There isn’t much room in football locker rooms for guys who like to cry. Yet Dick Vermeil never seems to have trouble placing himself inside the NFL’s sweaty sanctuaries, sobbing about how much he loves his players. Maybe his knack for turning losers into winners has something to do with his acceptance.

Let’s review the record on football’s most notorious crybaby:

Philadelphia, 1975. Eagles finish 4-10. The next year they hire a 39-year old named Dick Vermeil to be their new mentor. Five years later they finish 12-4 and find themselves in the Super Bowl.

St. Louis, 1996. Rams finish 6-10. In January they hire Vermeil, a TV analyst who’d been out of coaching for 15 years. Three years later they finish 13-3 and win the Super Bowl.

Kansas City, 2000. Chiefs finish 7-9. In January they hire Vermeil, who decides again (this time after only one year instead of 15) that retirement isn’t much fun. Three years later they’re 6-0, and well on their way to the playoffs.

Add to that impressive resume Kansas City’s comeback win over Green Bay on Sunday. Wait, don’t just add it. Put it at the top. This may have been the most improbable, if not greatest– Super Bowl W’s tend to trump in that department — win of Vermeil’s career.

Consider this:

Entering the contest, the Packers had won 56 straight games when leading by 10 or more points at home. Against the Chiefs, they held separate leads of 14 and 17 points.

Entering the contest, the Packers were 17-0 when Ahman Green rushed for more than 100 yards in a game. He ground out 139 yards against KC’s porous defensive front.

Entering the contest, the Chiefs were 7-10 when Priest Holmes failed to rush for more than 100 yards in a game.
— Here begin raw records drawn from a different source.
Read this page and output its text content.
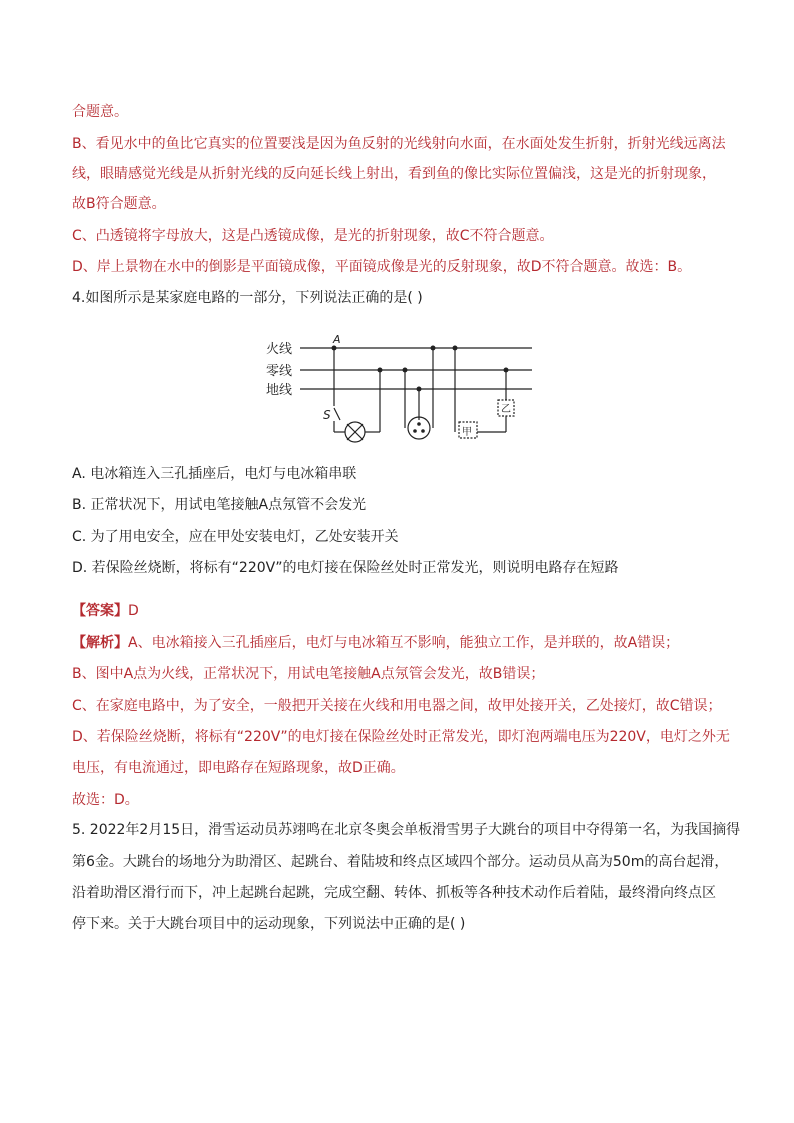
合题意。
B、看见水中的鱼比它真实的位置要浅是因为鱼反射的光线射向水面，在水面处发生折射，折射光线远离法
线，眼睛感觉光线是从折射光线的反向延长线上射出，看到鱼的像比实际位置偏浅，这是光的折射现象，
故B符合题意。
C、凸透镜将字母放大，这是凸透镜成像，是光的折射现象，故C不符合题意。
D、岸上景物在水中的倒影是平面镜成像，平面镜成像是光的反射现象，故D不符合题意。故选：B。
4.如图所示是某家庭电路的一部分，下列说法正确的是( )
火线
零线
地线
A
S
甲
乙
A. 电冰箱连入三孔插座后，电灯与电冰箱串联
B. 正常状况下，用试电笔接触A点氖管不会发光
C. 为了用电安全，应在甲处安装电灯，乙处安装开关
D. 若保险丝烧断，将标有“220V”的电灯接在保险丝处时正常发光，则说明电路存在短路
【答案】D
【解析】A、电冰箱接入三孔插座后，电灯与电冰箱互不影响，能独立工作，是并联的，故A错误；
B、图中A点为火线，正常状况下，用试电笔接触A点氖管会发光，故B错误；
C、在家庭电路中，为了安全，一般把开关接在火线和用电器之间，故甲处接开关，乙处接灯，故C错误；
D、若保险丝烧断，将标有“220V”的电灯接在保险丝处时正常发光，即灯泡两端电压为220V，电灯之外无
电压，有电流通过，即电路存在短路现象，故D正确。
故选：D。
5. 2022年2月15日，滑雪运动员苏翊鸣在北京冬奥会单板滑雪男子大跳台的项目中夺得第一名，为我国摘得
第6金。大跳台的场地分为助滑区、起跳台、着陆坡和终点区域四个部分。运动员从高为50m的高台起滑，
沿着助滑区滑行而下，冲上起跳台起跳，完成空翻、转体、抓板等各种技术动作后着陆，最终滑向终点区
停下来。关于大跳台项目中的运动现象，下列说法中正确的是( )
He gained just 81 yards against the stingy Green Bay D, most of it coming in overtime.

Entering the contest, the only team Brett Favre had never beaten (outside the Packers, of course) was the Kansas City Chiefs.
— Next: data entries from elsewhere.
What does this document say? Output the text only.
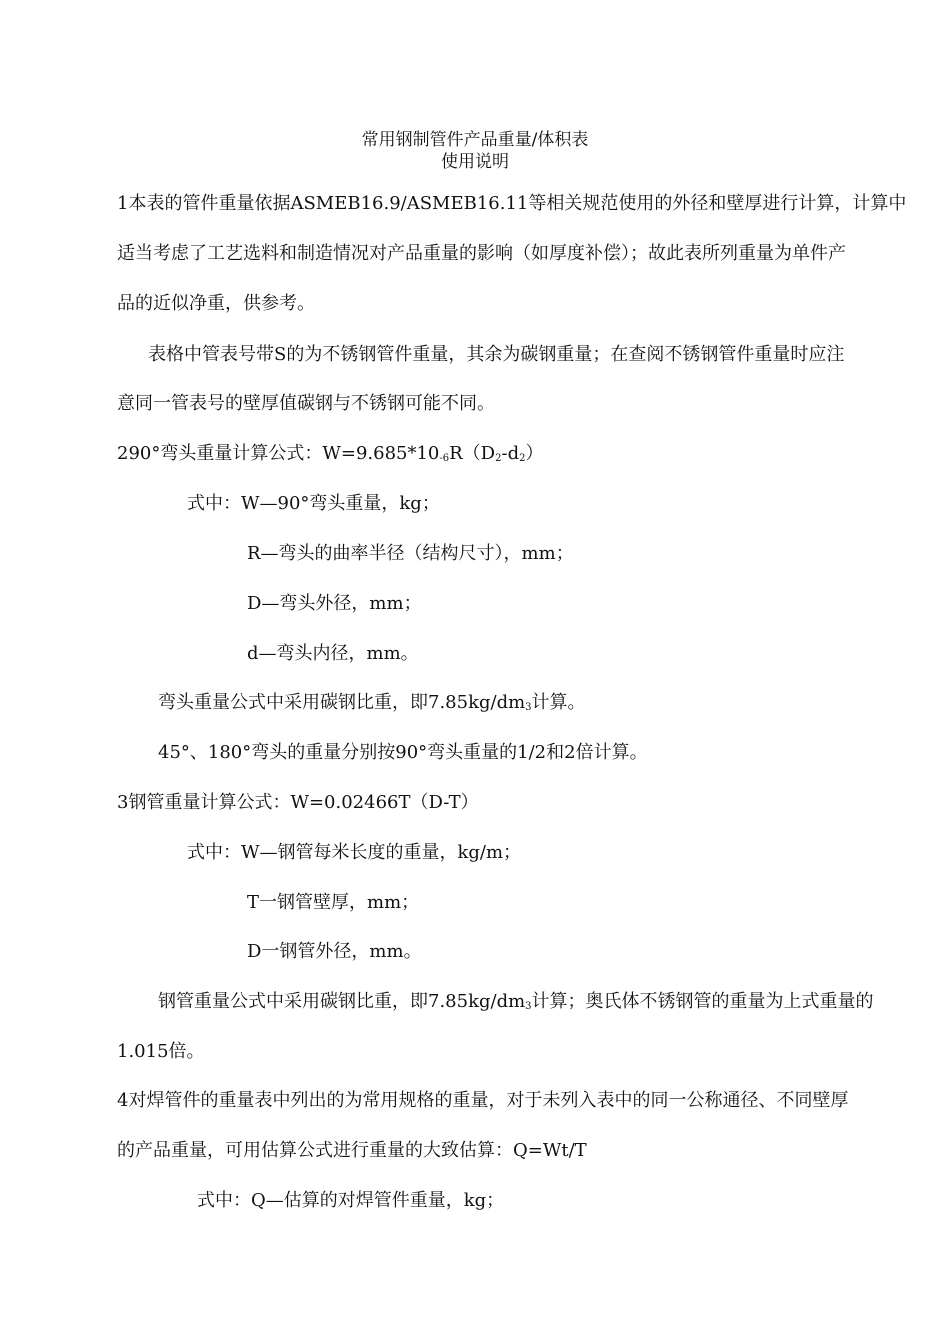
常用钢制管件产品重量/体积表
使用说明
1本表的管件重量依据ASMEB16.9/ASMEB16.11等相关规范使用的外径和壁厚进行计算，计算中
适当考虑了工艺选料和制造情况对产品重量的影响（如厚度补偿）；故此表所列重量为单件产
品的近似净重，供参考。
表格中管表号带S的为不锈钢管件重量，其余为碳钢重量；在查阅不锈钢管件重量时应注
意同一管表号的壁厚值碳钢与不锈钢可能不同。
290°弯头重量计算公式：$W=9.685*10_{-6}R(D_2-d_2)$
式中：W—90°弯头重量，kg；
R—弯头的曲率半径（结构尺寸），mm；
D—弯头外径，mm；
d—弯头内径，mm。
弯头重量公式中采用碳钢比重，即$7.85kg/dm_3$计算。
45°、180°弯头的重量分别按90°弯头重量的1/2和2倍计算。
3钢管重量计算公式：W=0.02466T（D-T）
式中：W—钢管每米长度的重量，kg/m；
T一钢管壁厚，mm；
D一钢管外径，mm。
钢管重量公式中采用碳钢比重，即$7.85kg/dm_3$计算；奥氏体不锈钢管的重量为上式重量的
1.015倍。
4对焊管件的重量表中列出的为常用规格的重量，对于未列入表中的同一公称通径、不同壁厚
的产品重量，可用估算公式进行重量的大致估算：Q=Wt/T
式中：Q—估算的对焊管件重量，kg；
Add to all that the fact that the Packers had whupped the previously undefeated Seahawks at Lambeau the week before, and the Chiefs were faced with a recipe for disaster. Mix in a blocked Morten Andersen field goal on the opening drive of overtime and you’ve got more than disaster, you’ve got defeat cooked to taste.
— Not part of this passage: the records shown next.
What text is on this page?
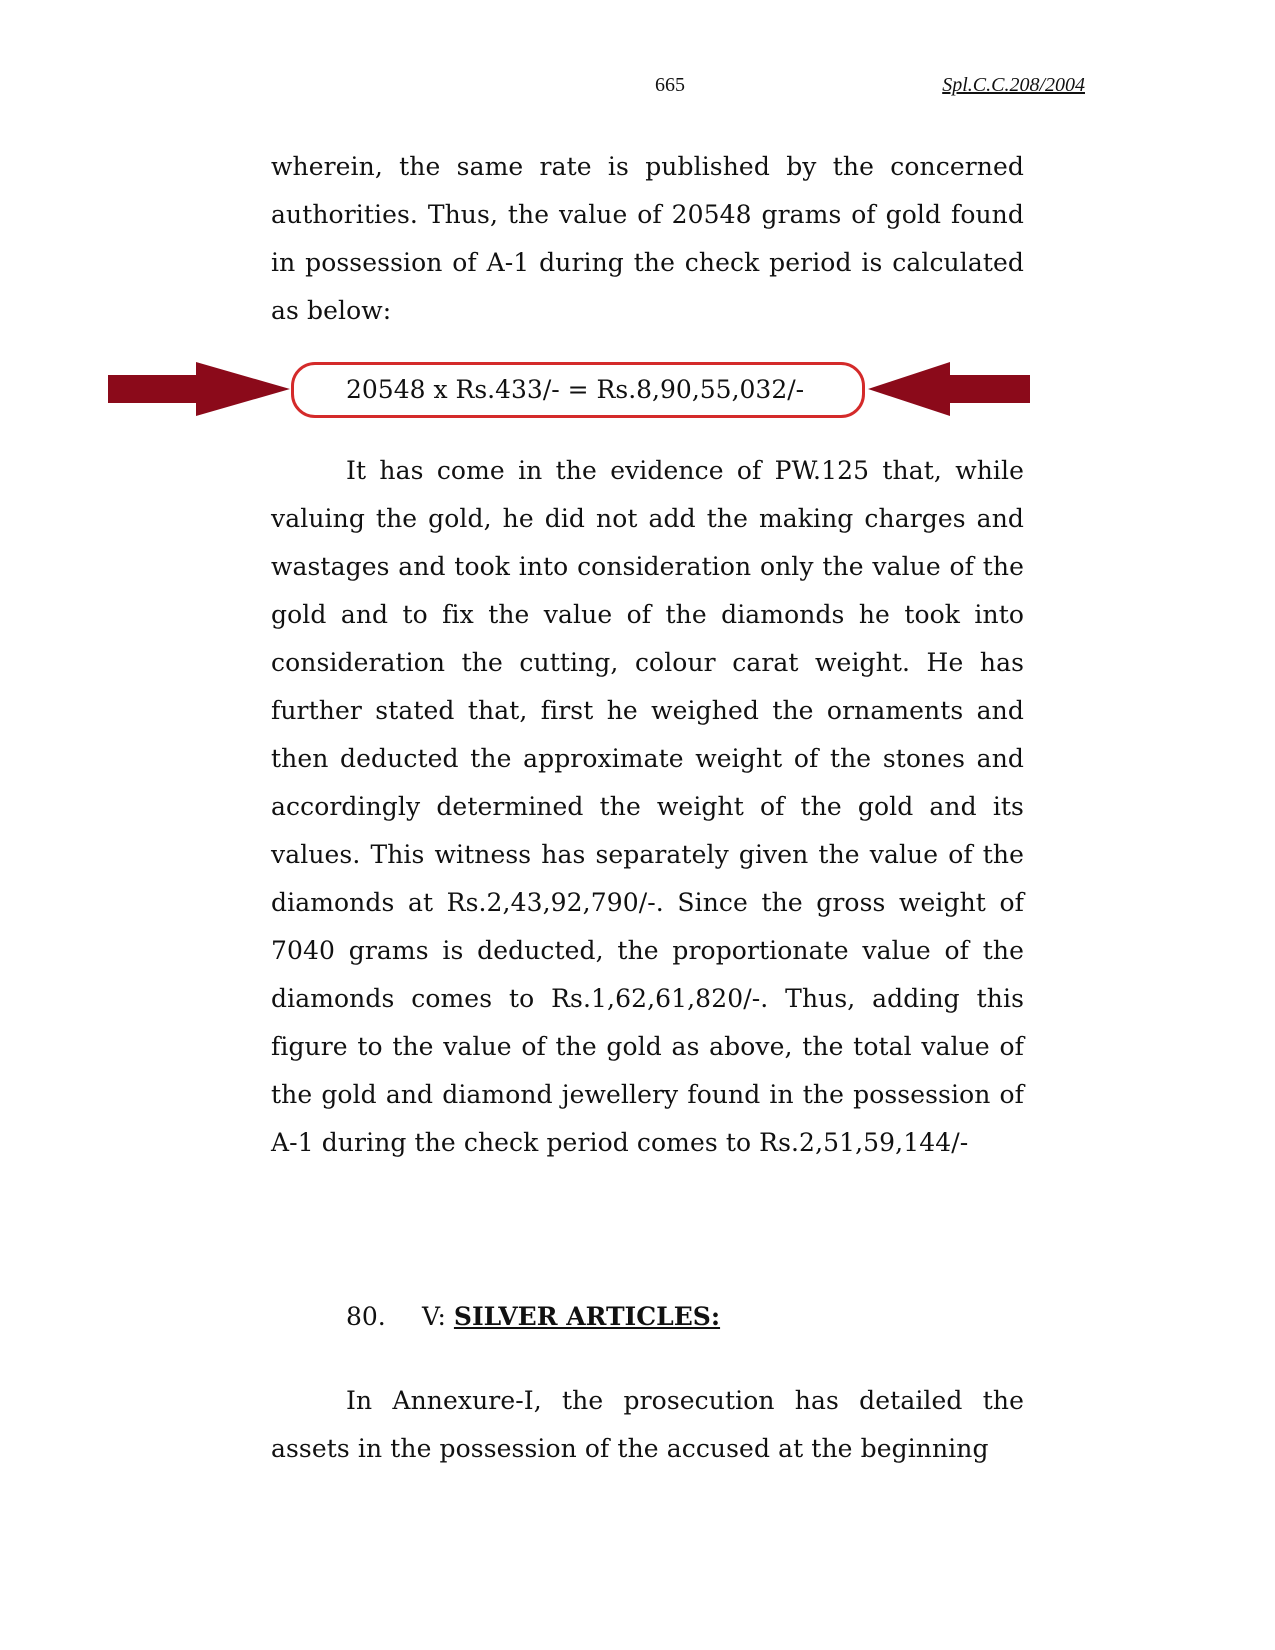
665	Spl.C.C.208/2004
wherein, the same rate is published by the concerned authorities. Thus, the value of 20548 grams of gold found in possession of A-1 during the check period is calculated as below:
20548 x Rs.433/- = Rs.8,90,55,032/-
It has come in the evidence of PW.125 that, while valuing the gold, he did not add the making charges and wastages and took into consideration only the value of the gold and to fix the value of the diamonds he took into consideration the cutting, colour carat weight. He has further stated that, first he weighed the ornaments and then deducted the approximate weight of the stones and accordingly determined the weight of the gold and its values. This witness has separately given the value of the diamonds at Rs.2,43,92,790/-. Since the gross weight of 7040 grams is deducted, the proportionate value of the diamonds comes to Rs.1,62,61,820/-. Thus, adding this figure to the value of the gold as above, the total value of the gold and diamond jewellery found in the possession of A-1 during the check period comes to Rs.2,51,59,144/-
80. V: SILVER ARTICLES:
In Annexure-I, the prosecution has detailed the assets in the possession of the accused at the beginning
But the football gods rewarded the Chiefs for their valiant effort in coming back from 14-0 and 31-14 deficits. They gave Kansas City a fumble from Ahman Green on the next play. Just eight seconds after that Trent Green hooked up with Eddie Kennison for the 51-yard game-winning strike. In a stunning flurry of action the Chiefs had won, 40-34, and assumed their throne as the only undefeated team in the AFC.

How much of the credit for Kansas City’s renaissance should go to Vermeil?

All of it.

It was Vermeil who orchestrated the acquisition of Green, Holmes, and wideouts Johnny Morton and Eddie Kennison. It was also Vermeil who made their names recognizable to the average fan. He is the reason the Chiefs are no longer the “three yards and a cloud of dust” team they were under Marty Schottenheimer and Gunther Cunningham. His offense’s ability to stretch the field puts a premium on speed. Now that he has that speed, and the accurate passer he needs to implement it in Green, there is seemingly no stopping KC from scoring. He has also put speed on defense, and the results have been noticeable, despite yesterday’s lackluster effort.

When Vermeil’s Rams won the Super Bowl in January of 2000, a lot of people gave the credit for their meteoric rise to Mike Martz, the “genius” whose schemes had allowed Kurt Warner, Marshall Faulk and the Ram receivers to take the league by storm. Now it seems that credit was misplaced. Though Martz took the Rams back to the Super Bowl in 2002, his team has begun to deteriorate. Meanwhile, Vermeil’s Chiefs are the team that most resembles the ’99 Rams, with a 6-0 record to match. And with only two of their remaining 10 games against teams with records currently above .500, they should be sitting on a first round bye and home field advantage by playoff time. From there, it could be a short road to Kansas City’s first Super Bowl since January 1970.

Vermeil may be known for tears, but rest of the league should be crying.